Mlejnecky v. Olympus Imaging Am., Inc. , 2:10-CV-02630, 2011 WL 489743 (E.D. Cal. Feb. 7, 2011). "[A] pending Motion to Dismiss is not ordinarily a situation that in and of itself would warrant a stay of discovery." Turner Broad. Sys., Inc. v. Tracinda Corp. , 175 F.R.D. 554, 556 (D. Nev. 1997).

Here, Defendants' request comes, not in the form of a motion, but in their portion of a Joint Case Management Statement. ECF No. 76. Defendants support their request with the following argument: "Defendants believe that discovery should be deferred until after Defendants have filed their answers to the complaint or any amended complaint. Deferring discovery until there is an operative complaint will promote efficiency and judicial economy, by avoiding costly discovery on issues that may be rendered moot by the Court's decision on Defendants' motions to dismiss." Id. at 5.
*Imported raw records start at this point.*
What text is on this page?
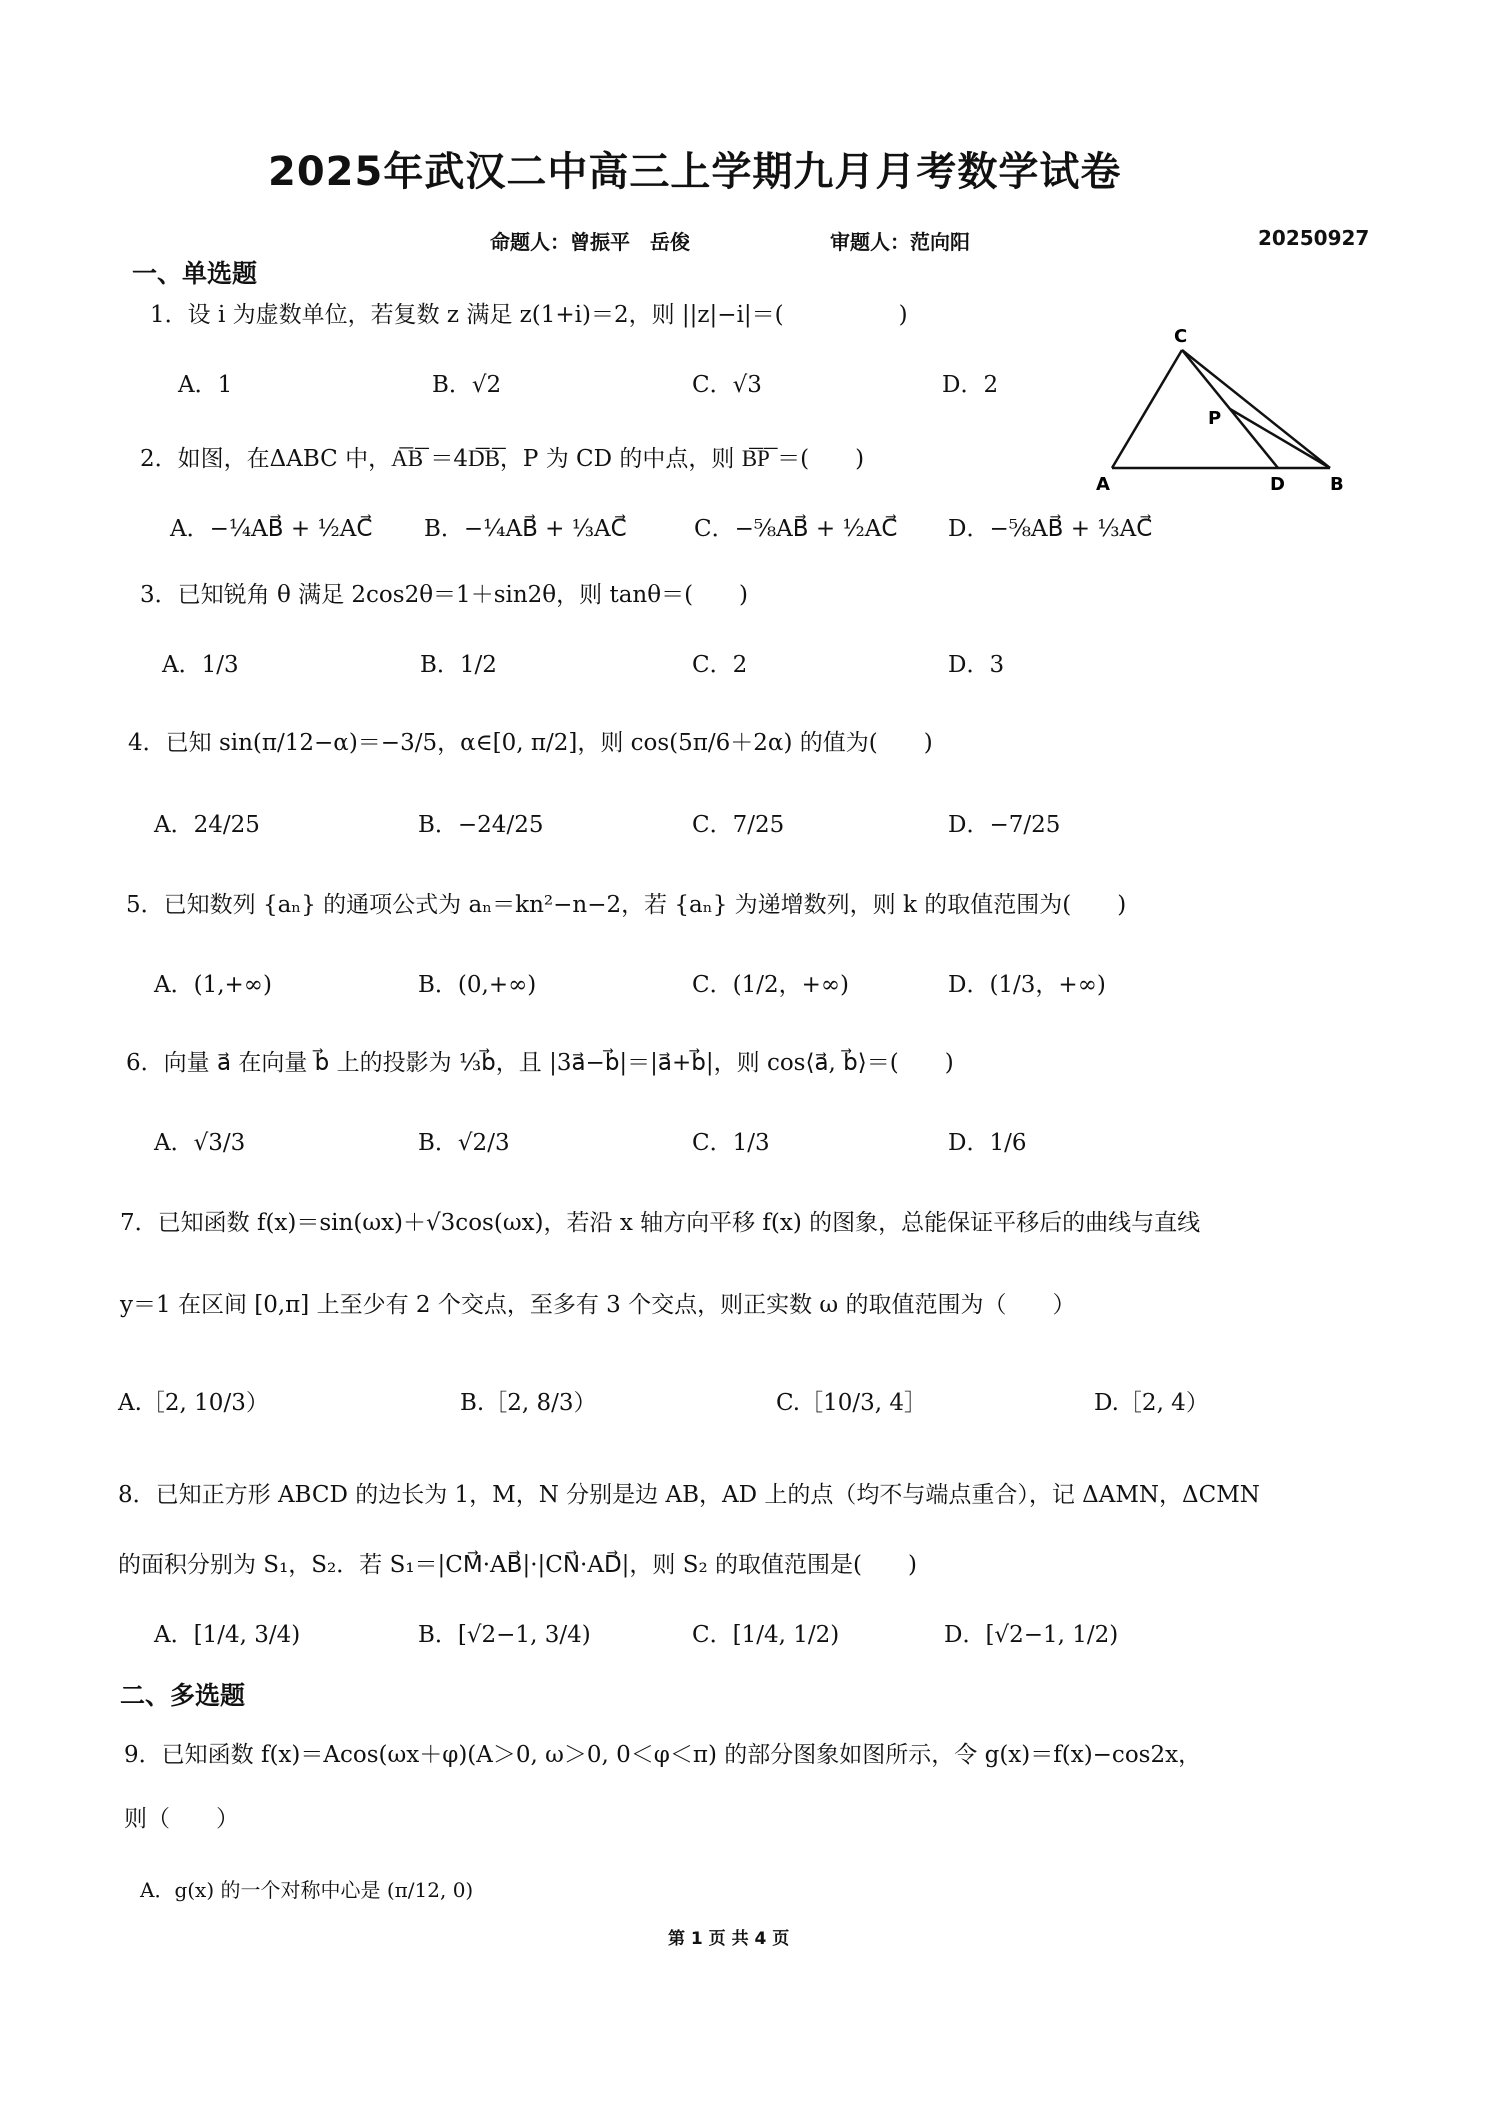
2025年武汉二中高三上学期九月月考数学试卷
命题人：曾振平　岳俊	审题人：范向阳	20250927
一、单选题
1．设 i 为虚数单位，若复数 z 满足 z(1+i)＝2，则 ||z|−i|＝(　　　　　)
A．1	B．√2	C．√3	D．2
C
P
A	D	B
2．如图，在ΔABC 中，A͞B͞ ＝4D͞B͞，P 为 CD 的中点，则 B͞P͞ ＝(　　)
A．−¼AB⃗ + ½AC⃗ B．−¼AB⃗ + ⅓AC⃗	C．−⅝AB⃗ + ½AC⃗ D．−⅝AB⃗ + ⅓AC⃗
3．已知锐角 θ 满足 2cos2θ＝1＋sin2θ，则 tanθ＝(　　)
A．1/3	B．1/2	C．2	D．3
4．已知 sin(π/12−α)＝−3/5，α∈[0, π/2]，则 cos(5π/6＋2α) 的值为(　　)
A．24/25	B．−24/25	C．7/25	D．−7/25
5．已知数列 {aₙ} 的通项公式为 aₙ＝kn²−n−2，若 {aₙ} 为递增数列，则 k 的取值范围为(　　)
A．(1,+∞)	B．(0,+∞)	C．(1/2，+∞)	D．(1/3，+∞)
6．向量 a⃗ 在向量 b⃗ 上的投影为 ⅓b⃗，且 |3a⃗−b⃗|＝|a⃗+b⃗|，则 cos⟨a⃗, b⃗⟩＝(　　)
A．√3/3	B．√2/3	C．1/3	D．1/6
7．已知函数 f(x)＝sin(ωx)＋√3cos(ωx)，若沿 x 轴方向平移 f(x) 的图象，总能保证平移后的曲线与直线
y＝1 在区间 [0,π] 上至少有 2 个交点，至多有 3 个交点，则正实数 ω 的取值范围为（　　）
A.［2, 10/3）	B.［2, 8/3）	C.［10/3, 4］	D.［2, 4）
8．已知正方形 ABCD 的边长为 1，M，N 分别是边 AB，AD 上的点（均不与端点重合），记 ΔAMN，ΔCMN
的面积分别为 S₁，S₂．若 S₁＝|CM⃗·AB⃗|·|CN⃗·AD⃗|，则 S₂ 的取值范围是(　　)
A．[1/4, 3/4)	B．[√2−1, 3/4)	C．[1/4, 1/2)	D．[√2−1, 1/2)
二、多选题
9．已知函数 f(x)＝Acos(ωx＋φ)(A＞0, ω＞0, 0＜φ＜π) 的部分图象如图所示，令 g(x)＝f(x)−cos2x，
则（　　）
A．g(x) 的一个对称中心是 (π/12, 0)
第 1 页 共 4 页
This argument does not constitute the showing of "particular and specific need" required by the foregoing authorities. It is an argument that any defendant facing a motion to dismiss could make. As previously noted, the pendency of a motion to dismiss is not ordinarily a reason to stay discovery.

Defendants' request for a discovery stay is DENIED.

III. Request for Stay of Rule 26 Initial Disclosures

Defendants also request that the parties not be obligated to make initial disclosures pursuant to Federal Rule of Civil Procedure 26 until after the court issues its ruling on the Defendants' motions to dismiss.

A request for a stay of Rule 26 disclosures is analyzed under the same standard as a request to stay discovery generally. See, e.g., Del Vecchio v., C11-0366RSL, 2011 WL 1585623 (W.D. Wash. Apr. 27, 2011). As previously discussed, the Defendants have not made the showing of particular need required for such a stay. Accordingly, the result must be the same as with their motion for a stay of all discovery.

Defendants' request for a stay of Rule 26 initial disclosures is DENIED.